The next level of risk exposure lies in ensuring that the innovation is properly patented and that the purchase specifies the exclusive ownership of the patent.

However, even after ownership issues are resolved, piracy is a very real risk to value. In light of this, the need for patent and revenue loss protection for inventions is more significant today than at any other time in history. In other words, even after you own it, you have to protect it. So how much does patent protection litigation cost? It depends on whether an out-of-court settlement is reached, whether the dispute goes through a lengthy trial, and whether there is an appeal.

“The average patent litigation lasts about two years and costs about $3
Million+. An appeal can add another $2 million+ and one year to that
estimate.”2

“If you go all the way through a trial, it will cost at least a million dollars.
You can get a settlement for about a half-million. About 70% to 90% of
these [knock-off] companies will settle with you, but you have to have the
money to pursue them, and they know it. They figure most inventors don’t
have the money for a long legal battle.”3

There is also commercial risk that can adversely affect the value of a patent. The marketability of a specified technology may be contingent upon: (1) How long it is expected to remain a superior solution or application before a similar or newer technology emerges and (2) Whether new, previously-unconsidered applications may be identified for the patent.

Buying a company with a hot, new technology may be very lucrative business, but it is also very risky business. The best course of action is to engage the services of experienced professionals who can help you avoid buying a problem.

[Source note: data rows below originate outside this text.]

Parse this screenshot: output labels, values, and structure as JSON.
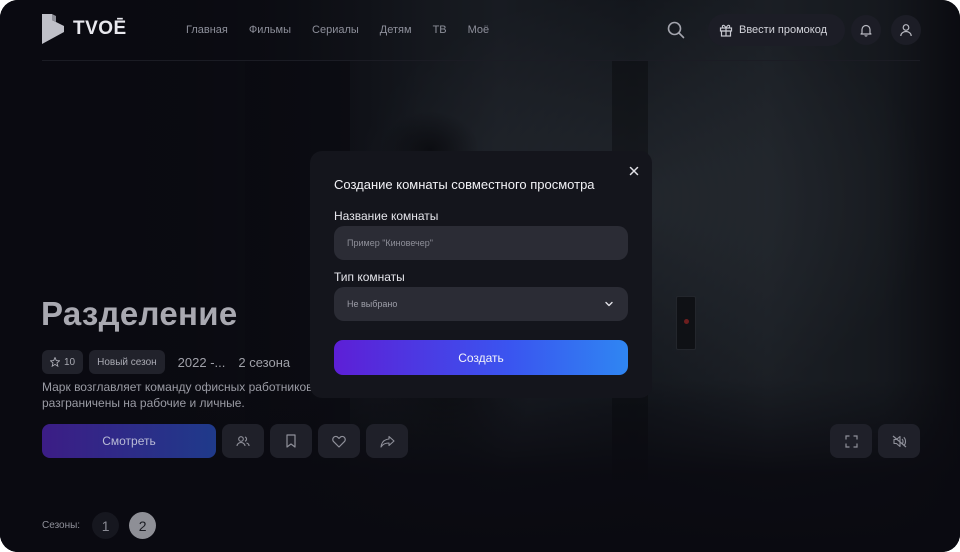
{
  "header": {
    "logo_text": "TVOĒ",
    "nav": [
      "Главная",
      "Фильмы",
      "Сериалы",
      "Детям",
      "ТВ",
      "Моё"
    ],
    "promo_label": "Ввести промокод",
    "icons": [
      "search-icon",
      "gift-icon",
      "bell-icon",
      "user-icon"
    ]
  },
  "hero": {
    "title": "Разделение",
    "rating": "10",
    "badge": "Новый сезон",
    "years": "2022 -...",
    "seasons_count": "2 сезона",
    "description": "Марк возглавляет команду офисных работников, воспоминания которых разграничены на рабочие и личные.",
    "watch_label": "Смотреть",
    "action_icons": [
      "watch-together-icon",
      "bookmark-icon",
      "heart-icon",
      "share-icon"
    ],
    "right_icons": [
      "fullscreen-icon",
      "mute-icon"
    ]
  },
  "seasons": {
    "label": "Сезоны:",
    "items": [
      "1",
      "2"
    ],
    "active": "2"
  },
  "modal": {
    "title": "Создание комнаты совместного просмотра",
    "name_label": "Название комнаты",
    "name_placeholder": "Пример \"Киновечер\"",
    "name_value": "",
    "type_label": "Тип комнаты",
    "type_value": "Не выбрано",
    "create_label": "Создать"
  },
  "colors": {
    "background": "#0c0c14",
    "modal": "#14151c",
    "accent_start": "#5d1fd6",
    "accent_end": "#2f86f2"
  }
}
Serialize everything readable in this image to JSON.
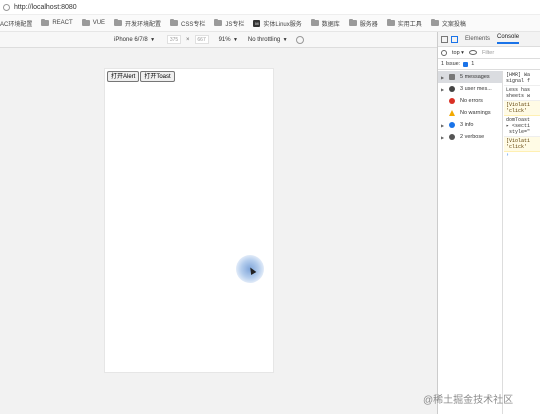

James D. Bennett, II is a registered Patent Agent. He provides patent prosecution, IP portfolio management, and expert witness testimony services for government agencies, private sector businesses, accounting firms, law firms, and individual inventors.

1. Hillery, John S, “Securitization of Intellectual Property: Recent Trends from the United States,” Washington CORE, March 2004, p.1.

2. Cohen, Pontani, Lieberman & Pavane LLP, “US Litigation: Cost and Duration of Patent Litigation,” Managing Intellectual Property, February 2009.

3. Mills, Jerry, Attorney-at-Law, Baker & Botts LLP, quoted in “Patent Protection,” Dallas Business Journal,June 12, 1998.